Food Arts presents the September 1997 Silver Spoon Award for sterling performance to Rudi Sodamin, vice president of f&b services/corporate executive chef of Cunard Line, Ltd., New York City, for tenaciously bringing new meaning to distinguished, high-end cruise cuisine.
A chef’s life is never easy, but overseeing 15 restaurants on five ships (Queen Elizabeth 2, Vistafjord, Royal Viking Sun, and Sea Goddesses I and II) demands an unusual degree of talent, organizational ability, and, yes, audacity. But Austrian-born Sodamin has always relished a challenge.
Ten years ago, he brought radical changes to the QE2, Cunard’s flagship. At the time, the foodservice aboard the fabled liner was considered an anachronism, a throwback to the 1950s. White sauces and stodgy waiters ruled the waves. Not anymore. Nowadays, the food is as in touch with the times as any Manhattan restaurant. One factor behind the turnaround was Sodamin’s decision to hire more international chefs. He also put women in Cunard kitchens and dining rooms for the first time.
“My mother was a professional chef, and when I was the chef of the Vistafjord [before it belonged to Cunard], all my cooks were women and they never let me down,” he says. “So when I changed to Cunard, I wanted to bring in some women.” Today, about 35 percent of Cunard’s cooks and waitstaff are female.
A self-described workaholic, Sodamin, 38, got an early start on his career serving as an apprentice at the Kurhotel Heilbrunn in Bad Mittendorf, Austria, when he was just 14. Five years later, he moved to the U.S. to work as a stagiaire at Seattle’s Olympic (now The Four Seasons Olympic Hotel) and New York City’s Waldorf-Astoria and Plaza hotels. He then returned to Europe, where he rounded out his education with stints at a number of hotels and restaurants in France, Switzerland, and Germany.
Sodamin, who now spends five months of the year on the waters, first tested his sea legs in 1982 working as first cook on Norwegian American Line’s Vistafjord. By the time Cunard bought the line two years later, he had already been promoted to executive chef—the youngest in the fleet (and the youngest person in his kitchen). In 1986, he was named corporate executive chef and staff vice president of all Cunard’s vessels, from the exclusive twin-sister Sea Goddesses to the QE2, which can hold up to 2,500 passengers. Two years ago, he ascended to the top job.
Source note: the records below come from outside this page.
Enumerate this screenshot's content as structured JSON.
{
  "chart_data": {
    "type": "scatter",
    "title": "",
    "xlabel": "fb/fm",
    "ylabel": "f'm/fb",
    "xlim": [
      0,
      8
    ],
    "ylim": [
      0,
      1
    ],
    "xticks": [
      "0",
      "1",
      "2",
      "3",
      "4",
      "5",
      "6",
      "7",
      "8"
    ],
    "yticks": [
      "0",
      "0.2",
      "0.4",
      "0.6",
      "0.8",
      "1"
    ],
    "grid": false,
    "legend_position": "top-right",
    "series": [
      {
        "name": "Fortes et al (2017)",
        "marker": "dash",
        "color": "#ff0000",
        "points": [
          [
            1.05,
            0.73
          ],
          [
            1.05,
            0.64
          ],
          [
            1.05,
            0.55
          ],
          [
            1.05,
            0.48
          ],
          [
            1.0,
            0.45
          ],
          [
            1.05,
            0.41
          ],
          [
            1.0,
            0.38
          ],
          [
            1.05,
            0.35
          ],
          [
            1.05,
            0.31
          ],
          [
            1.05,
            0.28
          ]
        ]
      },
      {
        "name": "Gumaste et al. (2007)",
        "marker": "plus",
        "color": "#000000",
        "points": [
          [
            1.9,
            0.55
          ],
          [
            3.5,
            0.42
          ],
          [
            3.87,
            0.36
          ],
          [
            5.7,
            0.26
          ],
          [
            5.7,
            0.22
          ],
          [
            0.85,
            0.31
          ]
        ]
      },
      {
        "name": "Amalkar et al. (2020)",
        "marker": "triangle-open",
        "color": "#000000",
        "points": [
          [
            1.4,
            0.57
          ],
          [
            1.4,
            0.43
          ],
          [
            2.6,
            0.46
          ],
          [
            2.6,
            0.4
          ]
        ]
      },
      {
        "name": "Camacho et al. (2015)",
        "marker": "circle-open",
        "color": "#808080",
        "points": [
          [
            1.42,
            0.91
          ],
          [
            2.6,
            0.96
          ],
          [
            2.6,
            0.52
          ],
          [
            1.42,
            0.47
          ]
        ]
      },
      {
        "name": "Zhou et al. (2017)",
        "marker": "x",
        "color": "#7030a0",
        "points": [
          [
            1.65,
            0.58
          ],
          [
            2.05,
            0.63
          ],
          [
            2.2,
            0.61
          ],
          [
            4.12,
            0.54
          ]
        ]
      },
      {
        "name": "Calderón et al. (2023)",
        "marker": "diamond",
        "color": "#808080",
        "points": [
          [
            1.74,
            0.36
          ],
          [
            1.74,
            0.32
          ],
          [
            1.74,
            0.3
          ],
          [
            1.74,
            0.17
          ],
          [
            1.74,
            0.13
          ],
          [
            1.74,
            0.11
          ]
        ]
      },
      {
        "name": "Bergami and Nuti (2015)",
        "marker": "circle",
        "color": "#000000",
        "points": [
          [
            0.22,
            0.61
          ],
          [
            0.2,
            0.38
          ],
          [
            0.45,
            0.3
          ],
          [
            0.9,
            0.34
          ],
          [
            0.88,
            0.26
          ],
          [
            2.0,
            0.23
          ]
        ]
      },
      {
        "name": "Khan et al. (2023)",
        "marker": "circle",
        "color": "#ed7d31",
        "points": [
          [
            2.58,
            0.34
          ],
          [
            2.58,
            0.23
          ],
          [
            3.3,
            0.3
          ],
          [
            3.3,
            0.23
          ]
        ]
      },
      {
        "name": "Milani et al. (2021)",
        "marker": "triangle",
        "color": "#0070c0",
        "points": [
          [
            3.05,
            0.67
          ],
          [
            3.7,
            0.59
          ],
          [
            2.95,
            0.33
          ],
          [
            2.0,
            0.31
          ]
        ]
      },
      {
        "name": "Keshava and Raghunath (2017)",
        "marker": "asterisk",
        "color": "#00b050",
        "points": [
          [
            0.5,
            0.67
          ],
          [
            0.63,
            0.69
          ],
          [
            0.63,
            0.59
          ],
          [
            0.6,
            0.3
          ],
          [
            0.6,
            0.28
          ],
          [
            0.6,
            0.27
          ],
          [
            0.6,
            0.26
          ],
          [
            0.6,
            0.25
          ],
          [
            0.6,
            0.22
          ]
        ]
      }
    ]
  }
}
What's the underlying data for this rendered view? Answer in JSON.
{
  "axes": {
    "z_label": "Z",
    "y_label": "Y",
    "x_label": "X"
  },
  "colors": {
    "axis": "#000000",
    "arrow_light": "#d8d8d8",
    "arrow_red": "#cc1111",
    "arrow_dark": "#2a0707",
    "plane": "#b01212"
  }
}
Though he presides over a department with a $35 million annual budget (enough to cover the cost of 24,000 meals a day, some 350 days a year) and is as fluent in business operations as and Harvard MBA, Sodamin has lost none of the sensibilities of a chef. For him, the bottom line is always quality and customer satisfaction, which is why, for example, he believes Cunard’s single-seating dining policy continues to be so important. That Sodamin is able to maintain his budget while offering the freshest produce, meat, and fish on every cruise, no matter how far-flung the itinerary, is due in large part to a program he himself helped develop: jet provisioning, which involves a worldwide, computer-linked network of suppliers that’s used to supplement the ships’ basic stock while at sea. For instance, if the Sea Goddess I is in the Seychelles and needs 50 pounds of tuna, the chef on board need only enter the item in his computer, which will generate the name of the closest supplier with the best price. From there, the order can be placed along with the method of pickup or deliver—usually by helicopter or boat.
A few years ago, Sodamin instituted a guest chef series which, among others, featured Sottha Khunn (Le Cirque 2000, NYC), Hubert Keller (Fleur de Lys, San Francisco), and Bobby Flay (Mesa Grill, Bolo, and Mesa City, NYC) and was intended as much for the edification of his staff as for the pleasure of passengers on board. He sees his biggest challenge for the future in finding kitchen and dining room staffers who are committed to his same high gastronomic standards.
In April, Sodamin introduced an à la carte menu for the QE2, a first, he believes, for the cruise industry. In addition to its daily specials, Queens Grill now offers 20 appetizers and 20 entrées.
Sodamin has other innovations in mind, including a line of QE2 gourmet products that can be purchased on board or at supermarkets. He would also like to write another cookbook. His first two, The Cruise Ship Cookbook (Little, Brown & Co., Boston, 1989), and Luscious Foods (Hampton Publishers, Charleston, 1991), were both big sellers. In addition, he continues to keep and eye on Amadeus, a popular Viennese restaurant in Stamford, Connecticut, of which he is a founding partner. His other eye is presently scrutinizing Manhattan for a site for a similar venture. Full speed ahead.